Then sounds of wrangling were heard below, and Walter roused himself to go down and interfere. The men were disputing over some miserable dregs of wine at the bottom of a skin. Walter shouted to call them to order, but they paid little heed.
“Do not meddle and make, young sir,” said a low-browed, swarthy fellow. “There’s plenty of cool drink of the right sort out there.”
“Traitor!” cried Walter; “better die than yield.”
“If one have no mind for dying like an old crab in a rock,” said the man.
“They would think nought of making an end of us out there,” said another.
“I’d as lief be choked at once by a cord as by thirst,” was the answer.
“That you are like to be, if you talk such treason,” threatened Walter. “Seize him, Richard—Martin.”
Richard and Martin, however, hung back, one muttering that Gil had done nothing, and the other that he might be in the right of it; and when Walter burst out in angry threats he was answered in a gruff voice that he had better take care what he said, “There was no standing not only wasting with thirst and hunger, but besides being blustered at by a hot-headed lad, that scarce knew a hauberk from a helmet.”
Walter, in his rage, threw himself with drawn sword on the mutineer, but was seized and dragged back by half a dozen stalwart arms, such as he had no power to resist, and he was held fast amid rude laughs and brutal questions whether he should thus be carried to the Saracens, and his sister with him.
“The old Sheik would give a round sum for a fair young damsel like her!” were the words that maddened her brother into a desperate struggle, baffled with a hoarse laugh by the men-at-arms, who were keeping him down, hand and foot, when a new voice sounded: “How now, fellows!
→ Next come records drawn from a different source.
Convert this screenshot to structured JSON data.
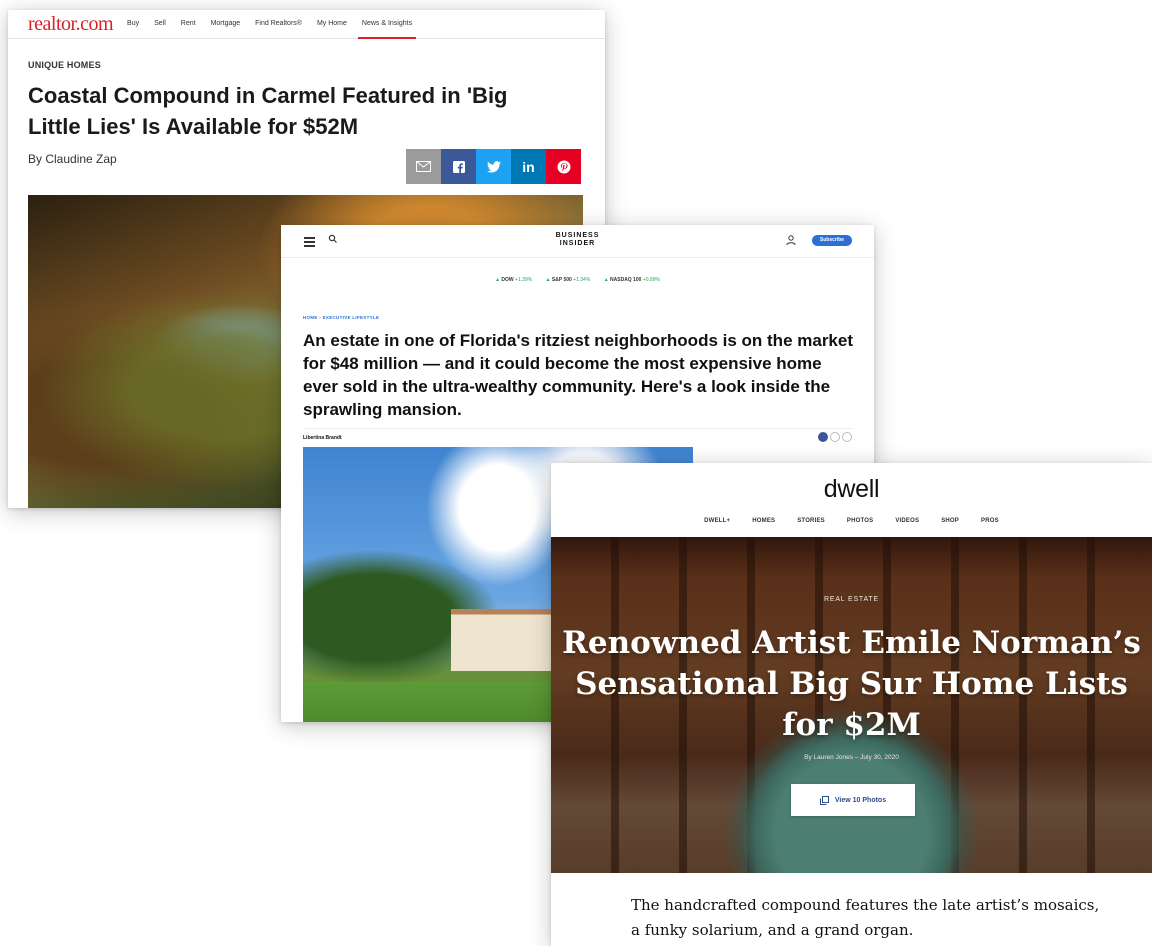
{
  "realtor": {
    "logo": "realtor.com",
    "nav": [
      "Buy",
      "Sell",
      "Rent",
      "Mortgage",
      "Find Realtors®",
      "My Home",
      "News & Insights"
    ],
    "active_nav": "News & Insights",
    "kicker": "UNIQUE HOMES",
    "headline": "Coastal Compound in Carmel Featured in 'Big Little Lies' Is Available for $52M",
    "byline": "By Claudine Zap",
    "share": [
      {
        "icon": "email-icon",
        "color": "#9b9b9b",
        "glyph": "✉"
      },
      {
        "icon": "facebook-icon",
        "color": "#3b5998",
        "glyph": "f"
      },
      {
        "icon": "twitter-icon",
        "color": "#1da1f2",
        "glyph": "🐦"
      },
      {
        "icon": "linkedin-icon",
        "color": "#0077b5",
        "glyph": "in"
      },
      {
        "icon": "pinterest-icon",
        "color": "#e60023",
        "glyph": "℗"
      }
    ],
    "accent": "#d92228"
  },
  "business_insider": {
    "brand_line1": "BUSINESS",
    "brand_line2": "INSIDER",
    "subscribe": "Subscribe",
    "ticker": [
      {
        "name": "DOW",
        "change": "+1.39%"
      },
      {
        "name": "S&P 500",
        "change": "+1.34%"
      },
      {
        "name": "NASDAQ 100",
        "change": "+0.99%"
      }
    ],
    "breadcrumb": "HOME › EXECUTIVE LIFESTYLE",
    "headline": "An estate in one of Florida's ritziest neighborhoods is on the market for $48 million — and it could become the most expensive home ever sold in the ultra-wealthy community. Here's a look inside the sprawling mansion.",
    "author": "Libertina Brandt",
    "accent": "#2d6fd8"
  },
  "dwell": {
    "logo": "dwell",
    "nav": [
      "DWELL+",
      "HOMES",
      "STORIES",
      "PHOTOS",
      "VIDEOS",
      "SHOP",
      "PROS"
    ],
    "category": "REAL ESTATE",
    "title": "Renowned Artist Emile Norman’s Sensational Big Sur Home Lists for $2M",
    "byline": "By Lauren Jones – July 30, 2020",
    "button": "View 10 Photos",
    "dek": "The handcrafted compound features the late artist’s mosaics, a funky solarium, and a grand organ."
  }
}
What’s this?”
In one moment Walter was released and on his feet, and the men fell back, ashamed and gloomy, as a sturdy figure, with sun-browned face, light locks worn away by the helmet, and slightly grizzled, stood among them, in a much-rubbed and soiled chamois leather garment.
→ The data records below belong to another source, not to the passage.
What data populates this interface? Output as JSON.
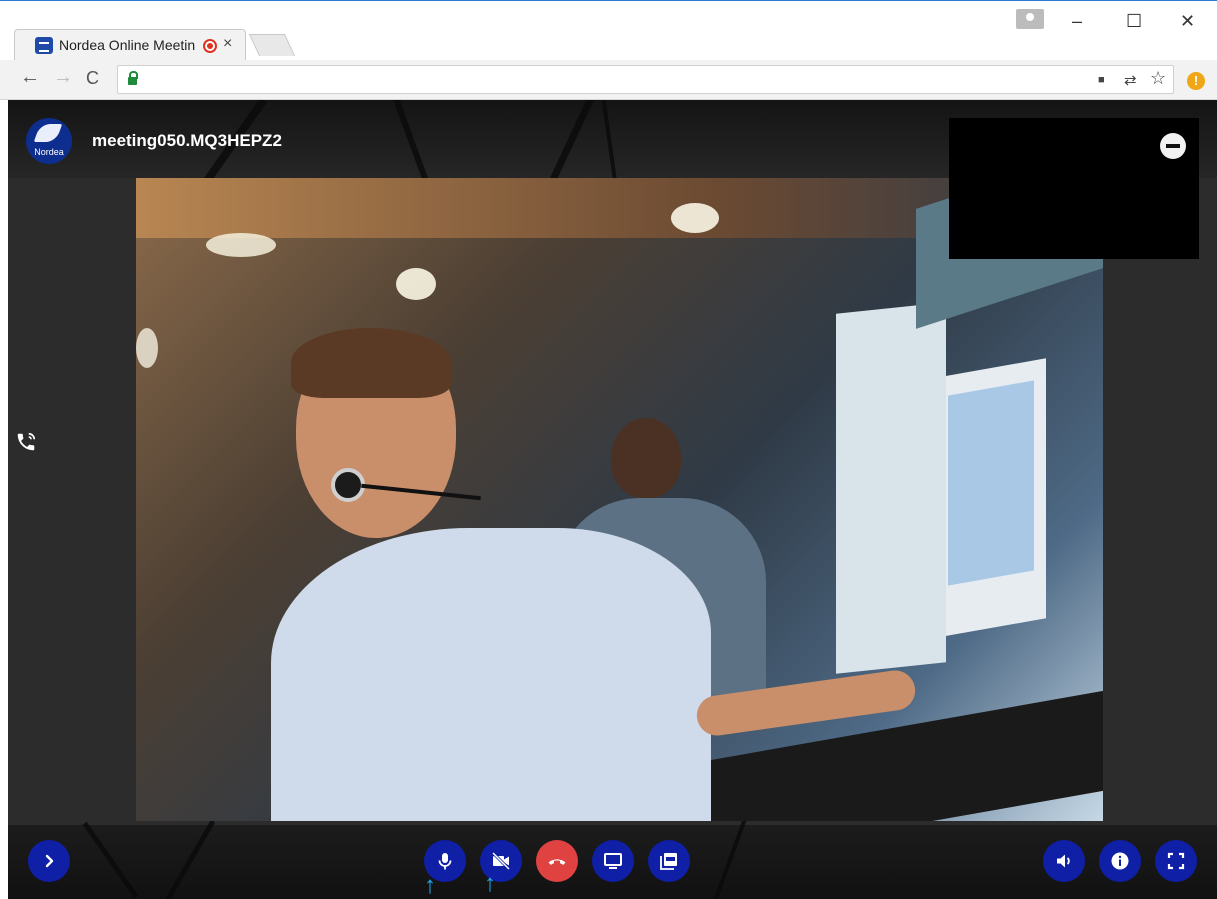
{
  "browser": {
    "tab_title": "Nordea Online Meetin",
    "tab_close": "×",
    "nav": {
      "back": "←",
      "forward": "→",
      "reload": "C"
    },
    "window": {
      "minimize": "–",
      "maximize": "☐",
      "close": "✕"
    },
    "omnibox_icons": {
      "camera": "■",
      "translate": "⇄",
      "star": "☆"
    },
    "alert": "!"
  },
  "meeting": {
    "logo_text": "Nordea",
    "meeting_id": "meeting050.MQ3HEPZ2"
  },
  "controls": {
    "left": [
      {
        "name": "expand-button",
        "icon": "chevron-right-icon"
      }
    ],
    "center": [
      {
        "name": "microphone-button",
        "icon": "microphone-icon"
      },
      {
        "name": "camera-off-button",
        "icon": "video-off-icon"
      },
      {
        "name": "hangup-button",
        "icon": "phone-hangup-icon",
        "color": "#e04242"
      },
      {
        "name": "screen-share-button",
        "icon": "monitor-icon"
      },
      {
        "name": "pdf-button",
        "icon": "pdf-icon"
      }
    ],
    "right": [
      {
        "name": "volume-button",
        "icon": "speaker-icon"
      },
      {
        "name": "info-button",
        "icon": "info-icon"
      },
      {
        "name": "fullscreen-button",
        "icon": "fullscreen-icon"
      }
    ]
  },
  "colors": {
    "accent": "#0f1fa6",
    "hangup": "#e04242",
    "pointer": "#1eaaf0"
  },
  "annotations": {
    "pointer_arrow": "↑"
  }
}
Walter broke out into passionate exclamations; the men, evidently ashamed, met them with murmurs and growls. “Bad enough, bad enough!” broke in Sigbert; “but there’s no need to make it worse. Better to waste with hunger and thirst than be a nidering fellow— rising against your lord in his distress.”
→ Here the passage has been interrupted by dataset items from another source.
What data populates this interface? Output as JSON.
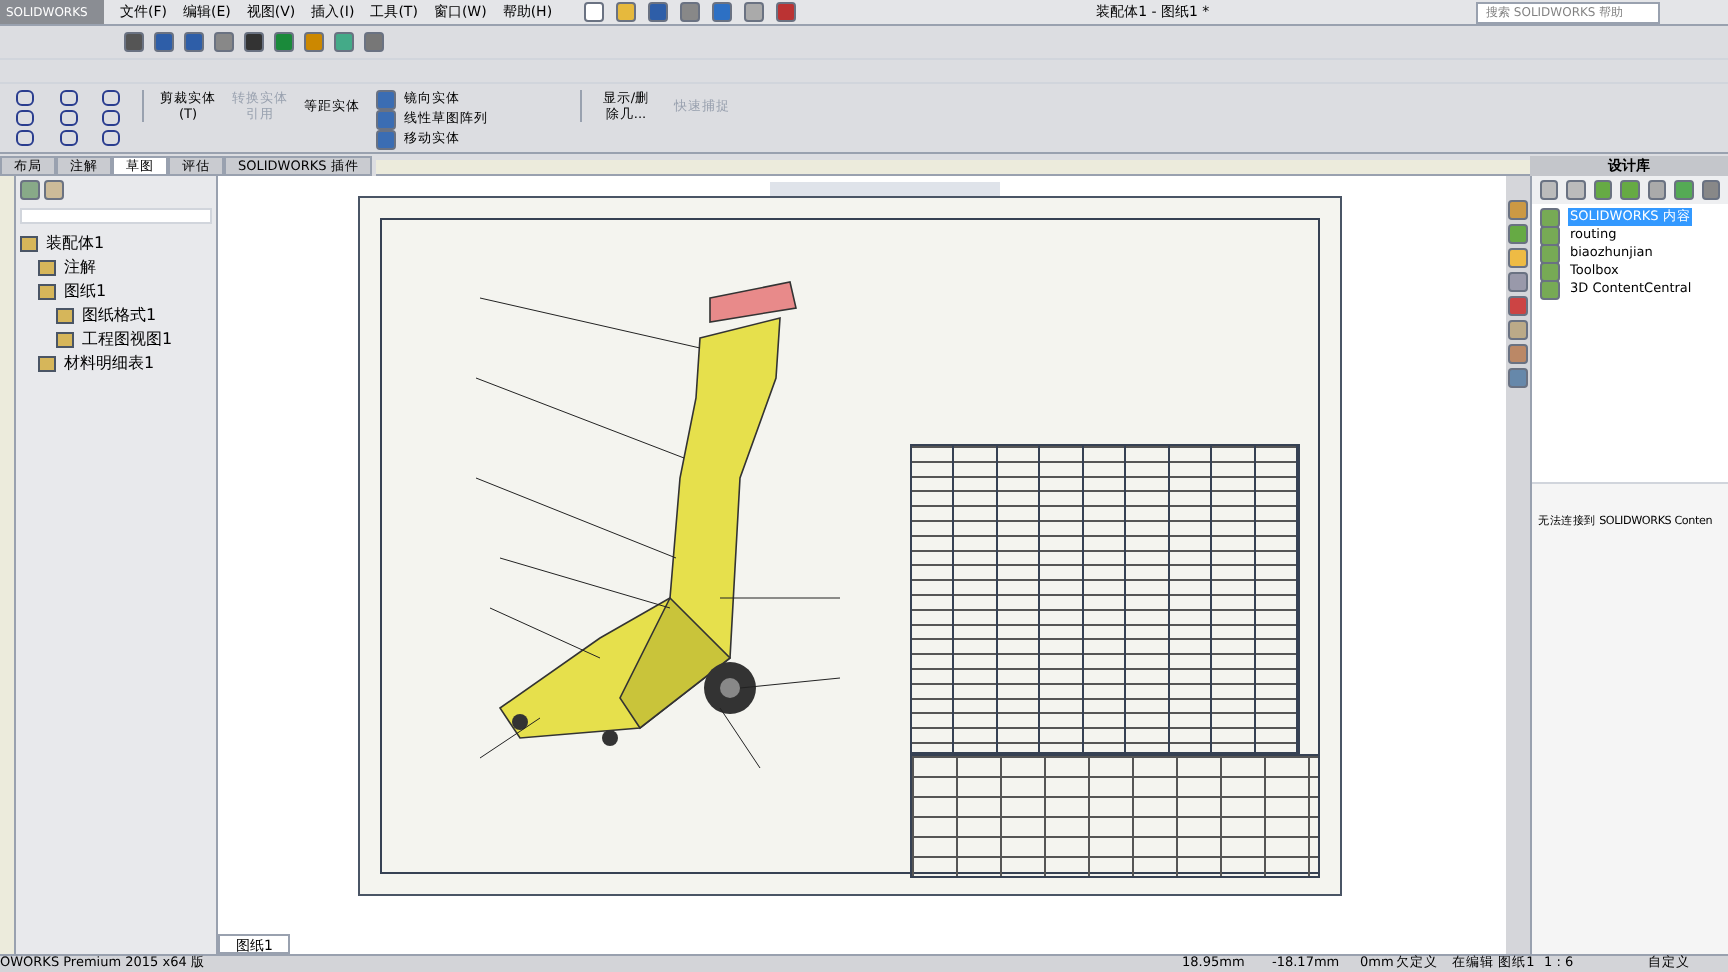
{
  "menu_bar": {
    "logo": "SOLIDWORKS",
    "menus": [
      "文件(F)",
      "编辑(E)",
      "视图(V)",
      "插入(I)",
      "工具(T)",
      "窗口(W)",
      "帮助(H)"
    ],
    "document_title": "装配体1 - 图纸1 *",
    "search": {
      "placeholder": "搜索 SOLIDWORKS 帮助"
    }
  },
  "command_manager": {
    "big_tools": [
      {
        "label": "剪裁实体(T)",
        "disabled": false
      },
      {
        "label": "转换实体引用",
        "disabled": true
      },
      {
        "label": "等距实体",
        "disabled": false
      }
    ],
    "small_tools": [
      "镜向实体",
      "线性草图阵列",
      "移动实体"
    ],
    "more_tools": [
      {
        "label": "显示/删除几...",
        "disabled": false
      },
      {
        "label": "快速捕捉",
        "disabled": true
      }
    ]
  },
  "tabs": [
    {
      "label": "布局",
      "selected": false
    },
    {
      "label": "注解",
      "selected": false
    },
    {
      "label": "草图",
      "selected": true
    },
    {
      "label": "评估",
      "selected": false
    },
    {
      "label": "SOLIDWORKS 插件",
      "selected": false
    }
  ],
  "feature_tree": [
    {
      "label": "装配体1",
      "children": [
        {
          "label": "注解"
        },
        {
          "label": "图纸1",
          "children": [
            {
              "label": "图纸格式1"
            },
            {
              "label": "工程图视图1"
            }
          ]
        },
        {
          "label": "材料明细表1"
        }
      ]
    }
  ],
  "design_library": {
    "title": "设计库",
    "items": [
      {
        "label": "SOLIDWORKS 内容",
        "selected": true
      },
      {
        "label": "routing",
        "selected": false
      },
      {
        "label": "biaozhunjian",
        "selected": false
      },
      {
        "label": "Toolbox",
        "selected": false
      },
      {
        "label": "3D ContentCentral",
        "selected": false
      }
    ],
    "message": "无法连接到 SOLIDWORKS Conten"
  },
  "sheet_tabs": [
    {
      "label": "图纸1",
      "selected": true
    }
  ],
  "status_bar": {
    "product": "OWORKS Premium 2015 x64 版",
    "x": "18.95mm",
    "y": "-18.17mm",
    "z": "0mm",
    "state": "欠定义",
    "mode": "在编辑 图纸1",
    "scale": "1 : 6",
    "units": "自定义"
  }
}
“We would never have done it if he would have kept a civil tongue.”
“Civility’s hard to a tongue dried up,” returned Sigbert. “But look you here, comrades, leave me a word with my young lord here, and I plight my faith that you shall have enow to quench your thirst within six hours at the least.”
There was an attempt at a cheer, broken by the murmur, “We have heard enough of that! It is always six hours and six hours.”
“And the Saracen hounds outside would at least give us a draught of water ere they made away with us,” said another.